BPC-157 connects to body composition indirectly, through its potential role in managing the training-related injuries and connective tissue issues that limit training volume in midlife athletes. If a chronic tendinopathy or recurring muscle strain is consistently interrupting the resistance training that drives lean mass maintenance, addressing that underlying limitation has body composition consequences. BPC-157's potential role in tendon and connective tissue support is discussed more thoroughly in other articles; the relevance here is that training continuity is itself a body composition intervention.
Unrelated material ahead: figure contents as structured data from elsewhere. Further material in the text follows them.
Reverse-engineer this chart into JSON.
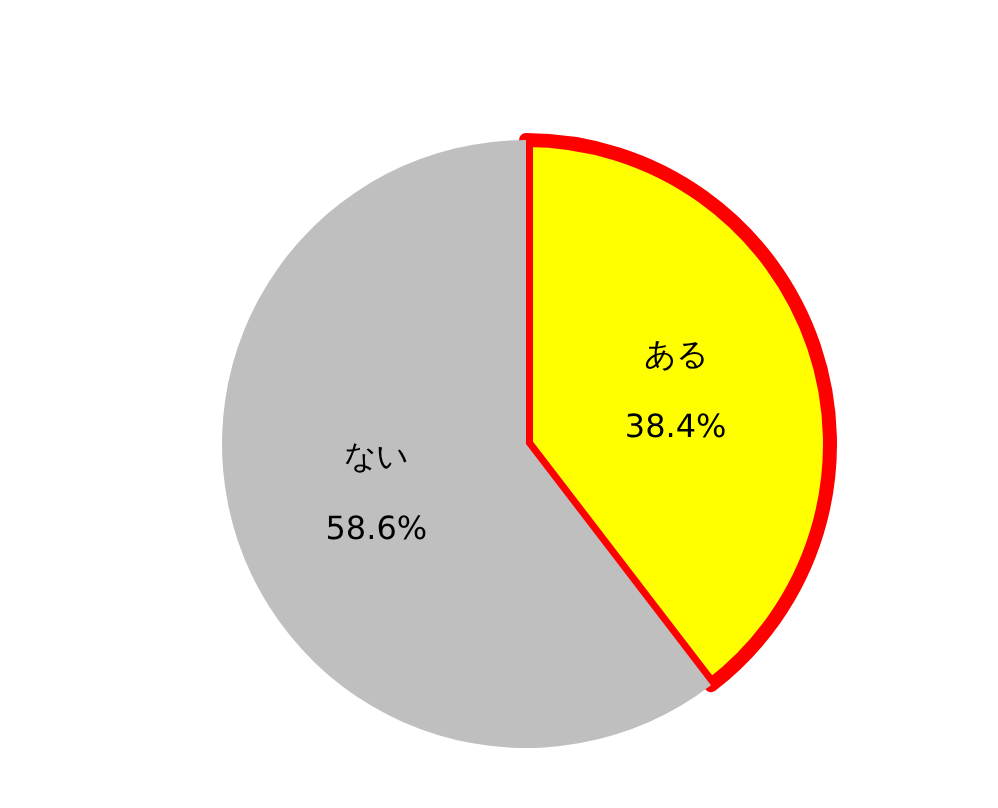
{
  "chart_data": {
    "type": "pie",
    "categories": [
      "ある",
      "ない"
    ],
    "values": [
      38.4,
      58.6
    ],
    "colors": [
      "#ffff00",
      "#bfbfbf"
    ],
    "value_labels": [
      "38.4%",
      "58.6%"
    ]
  }
}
The honest framing — the one that applies before any compound enters the conversation — is that peptides and pharmaceuticals in this space are adjunctive to a foundation that has to be solid. Resistance training carries the most body composition evidence in midlife. Protein at appropriate levels is foundational. Sleep quality determines the anabolic environment in which everything else works. Stress management matters because chronic cortisol drives visceral fat deposition through direct mechanisms. If those foundations are not in place, no compound will compensate. If they are in place and the composition is still not responding, the question of whether the hormonal and metabolic environment needs clinical support is a legitimate one — and the most useful person to have that conversation with is a clinician who specializes in midlife metabolic health, who can evaluate your lab picture, your hormonal status, your insulin sensitivity, and your training and nutrition context, and who approaches body composition as the complex, multi-factor problem it actually is.
The drift isn't inevitable in its severity, but it does require different tools than the ones that worked at 28. Finding those tools starts with understanding why the old ones are producing diminishing returns — and that understanding, translated into a personalized clinical plan, is what the conversation with the right provider is for.